Capitalism is not a threat but a tool. Dictatorship on the other hand is a threat, possibly greater than AI itself. Especially dictatorships we are powerless to stop - eg nuclear armed Russia and 1 billion people economic powerhouse China.

If something horrible happens in democracies usually people rise up and protest and there will be different powers colliding and fighting for change. And often we are successful, but often we are not. We kind of need to be better at this, but poor fighting is still better than no fighting.

Which is a reality of any dictatorship.

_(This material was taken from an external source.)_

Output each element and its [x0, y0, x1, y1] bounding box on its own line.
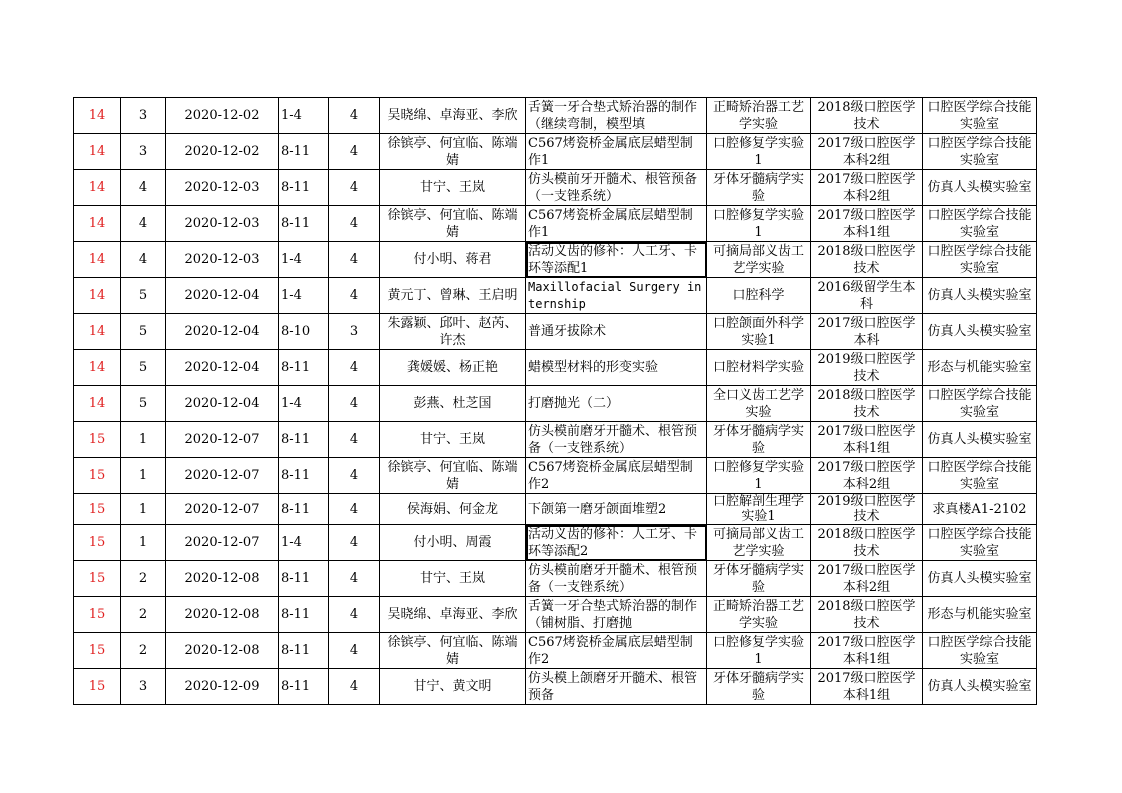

Everything is in the hands of very few (read "Putin's people" by Catherine Belton) and people have zero power.

Huge country wide protests can have a limited effect, where tyrants will pretend to cave, but as soon as people go home, they quietly arrest or murder those who pose the most threat and tighten everything again but even worse than before.

And there's a vicious cycle going on there that is making any positive change extremely unlikely.

Further as soon as something horrible happens in democracies - the whole world knows it from countless journalists and investigators that are (usually) well protected by law.

If something horrible happens in dictatorships we almost never get the chance to know it and a few cases where we do will be forever denied it has happened and all journalists who were working on it have disappeared from the face of the earth.

Which creates an incredibly distorted picture where dictatorships look nice and shiny where nothing bad ever happened, while we're all incredibly focused on US problems all of which combined don't even scratch the surface of dictatorship problems.

And even if you realize it, your worldview is still warped because most of what you will read and care about are bad events happening in democracies and subconsciously you'll feel that's where most problems are.

All the while failing to realize how we're being increasingly infiltrated by a pro-dictatorship forces which in turn caused 16-year in a row drop in US (and worldwide) democracy scores. See freedomhouse.org. look at the map. Look at trends.

Do you seriously believe 'evil corporations future' that's been countlessly portrayed in pop culture, movies and video games - is a threat? Look again.